Lisa grinned. Her own Gringotts account! She would have to be careful not to spend it all at once, though the idea was tempting.

She changed out of her Muggle clothing, dressing instead in a simple black robe with gold trim. It made her feel more comfortable; she would probably blend in better in wizard clothes. She folded her supply list and placed it in her pocket, then slung her tiny purse over her shoulder and returned to the pub.

Tom was waiting there for her, standing next to a man in a lime green bowler hat.

"Lisa Emmons?" She nodded. "Excellent. I am Cornelius Fudge, the British Minister of Magic. Welcome to our country. Now, you'll be staying here until September the First, when you'll leave for school. Do not stray into the Muggle world, though I doubt you have any desire to do so anywayThis pub contains the entrance to Diagon Alley, which will provide everything for you during your stay. It is also where you can buy school supplies."

Lisa's head was spinning. She was slightly confused, but nodded anyway. Fudge continued talking.

"Now, if you'll follow me, I'll show you how to enter Diagon Alley." He stood up and walked through the crowd. Lisa followed him out into a small courtyard. A black trash can stood against a brick wall.

"Watch closely. You'll take out your wand, like so, and tap the third brick from the left above the rubbish bin, like so." He tapped the brick three times with his wand. The bricks began to rearrange themselves, finally revealing an archway leading to a winding alley. At the end was a large white building that Lisa guessed was Gringotts.

"This is Diagon Alley. At the end, there, is Gringotts. Did you get the key?" Lisa held up the tiny golden key she'd found in her suitcase. "Good. Now, if you'll excuse me, there's something I need totake care of…"

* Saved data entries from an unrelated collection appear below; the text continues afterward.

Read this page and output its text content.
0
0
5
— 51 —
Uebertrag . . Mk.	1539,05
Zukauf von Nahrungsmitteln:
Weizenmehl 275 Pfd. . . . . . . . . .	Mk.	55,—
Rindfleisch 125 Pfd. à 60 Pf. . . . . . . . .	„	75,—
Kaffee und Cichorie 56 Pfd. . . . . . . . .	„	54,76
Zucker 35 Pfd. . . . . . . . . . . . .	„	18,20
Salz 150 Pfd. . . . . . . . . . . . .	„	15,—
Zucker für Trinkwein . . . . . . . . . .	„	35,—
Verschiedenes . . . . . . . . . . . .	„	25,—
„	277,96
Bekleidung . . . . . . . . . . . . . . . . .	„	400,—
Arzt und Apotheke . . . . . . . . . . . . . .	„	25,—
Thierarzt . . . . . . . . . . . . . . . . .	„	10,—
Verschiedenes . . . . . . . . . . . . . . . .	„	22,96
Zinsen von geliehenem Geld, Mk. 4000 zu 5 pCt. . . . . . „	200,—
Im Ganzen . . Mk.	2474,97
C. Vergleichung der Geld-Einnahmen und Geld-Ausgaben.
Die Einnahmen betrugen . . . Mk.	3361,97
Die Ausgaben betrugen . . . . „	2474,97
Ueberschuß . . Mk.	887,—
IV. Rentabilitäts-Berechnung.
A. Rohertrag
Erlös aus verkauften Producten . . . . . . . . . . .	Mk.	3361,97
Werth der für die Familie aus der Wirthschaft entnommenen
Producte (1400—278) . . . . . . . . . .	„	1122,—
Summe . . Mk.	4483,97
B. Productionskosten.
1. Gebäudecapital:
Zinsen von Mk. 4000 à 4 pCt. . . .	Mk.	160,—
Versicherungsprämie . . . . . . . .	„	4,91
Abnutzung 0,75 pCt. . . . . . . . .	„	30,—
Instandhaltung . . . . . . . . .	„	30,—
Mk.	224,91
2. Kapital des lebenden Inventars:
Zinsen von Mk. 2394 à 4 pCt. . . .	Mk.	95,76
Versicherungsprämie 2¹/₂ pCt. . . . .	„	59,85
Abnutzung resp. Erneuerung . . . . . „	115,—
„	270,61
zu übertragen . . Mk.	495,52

With that, Fudge bustled off, leaving Lisa to explore Diagon Alley.

First, she went to Gringotts—a rather obvious start, as she needed money to be able to buy things. The first goblin was available, so she went up to the stand. Her head barely reached the top, and she couldn't see over very well.

"Er—I need to make a withdrawal?" she said. The goblin nodded.

"Have you got the key?" he asked. Lisa handed him her key. "Vault three hundred and ninety seven, then. This way." He gave back the key and waved her down the row. She followed him through an archway to a small cart. They climbed in, Lisa looking nervous.

"Here we go!" The goblin sped the cart along the tracks. They moved deeper and deeper, speeding down steep hills and sharp turns. By the time they got to Vault three hundred and ninety seven, Lisa was a rather nice shade of green.

"Right then. Key?" She handed the goblin her key. He opened the vault door to reveal several piles of wizard gold, silver, and bronze. Lisa filled her purse and turned to go.

"Er—could we go a bit slower on the way back?" she asked. The goblin gave her an odd look. "Nevermind," Lisa mumbled, turning red from embarrassment. The goblin grumbled something. He motioned Lisa into the cart and they sped up, just as fast as before.

The bright sun nearly blinded Lisa when she walked out of the dark bank, but she soon adjusted. She had money and free run of the shops. Nothing could spoil this day for her.